- O Estado de S.Paulo
Assusta que haja adeptos dessa ideia, ignorantes do que foi o regime militar
A nefasta combinação de depressão econômica com a descoberta da corrupção que lavrou no País, atingindo as principais lideranças políticas, provoca, por desinformação, manifestações em favor da volta dos militares ao poder, dando apoio ao pré-candidato Jair Bolsonaro, entusiasta dos métodos da ditadura, com discurso agressivo em prol da repressão violenta. Todavia cabe, antes, recordar a situação política e econômica nos anos 1980.
Em agosto de 1983, Ulysses Guimarães, ao voltar de descanso e recuperação que fizera no interior de São Paulo, solicitou-me que, na condição de presidente interino da Fundação Pedroso Horta, do PMDB, organizasse manifestação em favor das eleições diretas e contra a desastrosa política econômica do governo Figueiredo. Tenho guardada a folha de bloco com o timbre da Câmara dos Deputados em que Ulysses, com sua letra de médico, anotou no que consistiria o ato. Deveria reunir 10 mil pessoas, tendo três temas: eleições diretas, moratória e desemprego.
Misturavam-se a reivindicação política por eleição direta com a análise – juntamente com economistas como Celso Furtado, João Manuel Cardoso de Mello, Luiz Gonzaga Belluzzo e José Serra – da trágica situação econômica que vitimava gravemente as classes média e baixa.

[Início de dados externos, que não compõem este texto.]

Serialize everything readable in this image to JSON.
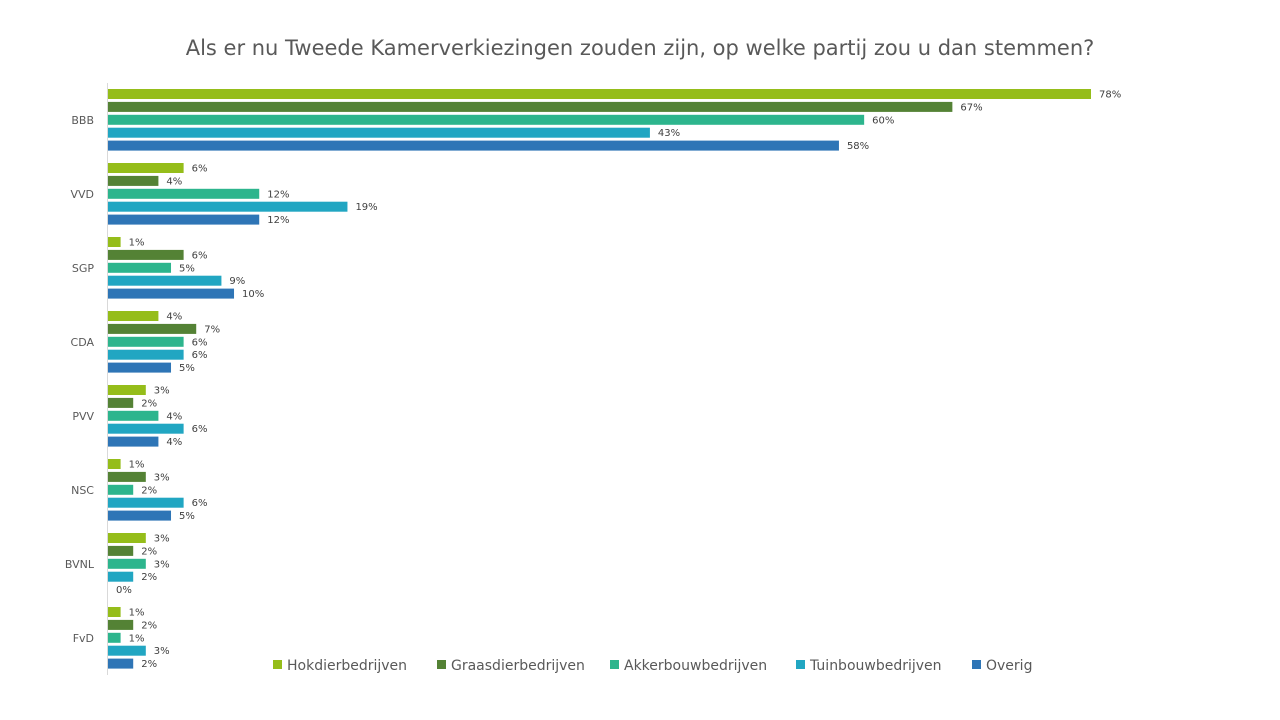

Em carta, assinada por Ulysses, presidente nacional do PMDB, Fernando Henrique Cardoso, presidente estadual, e por mim, lançava-se o movimento, Fala Brasil. Na carta, dirigida à militância do PMDB e a todas as lideranças da sociedade civil, convocava-se a participar de reunião em 1.º de outubro na Assembleia Legislativa de São Paulo, com o grito em prol das eleições diretas e de basta ao Decreto 2.045, ao desemprego, à recessão.
Na luta pelas eleições diretas abordava-se também a questão econômica, pois se vivia instante de profunda carestia, com inflação galopante e redução drástica do produto interno bruto (PIB). Com efeito, a inflação era desesperante, superara os 100% em 1981 e 1982. Naqueles meses, julho, agosto e setembro de 1983, a inflação atingira mais de 10% ao mês. O PIB fora negativo em 1981 (-4,3%), em 1982 fora positivo (0,8%) e negativo em 1983 (-2,9%).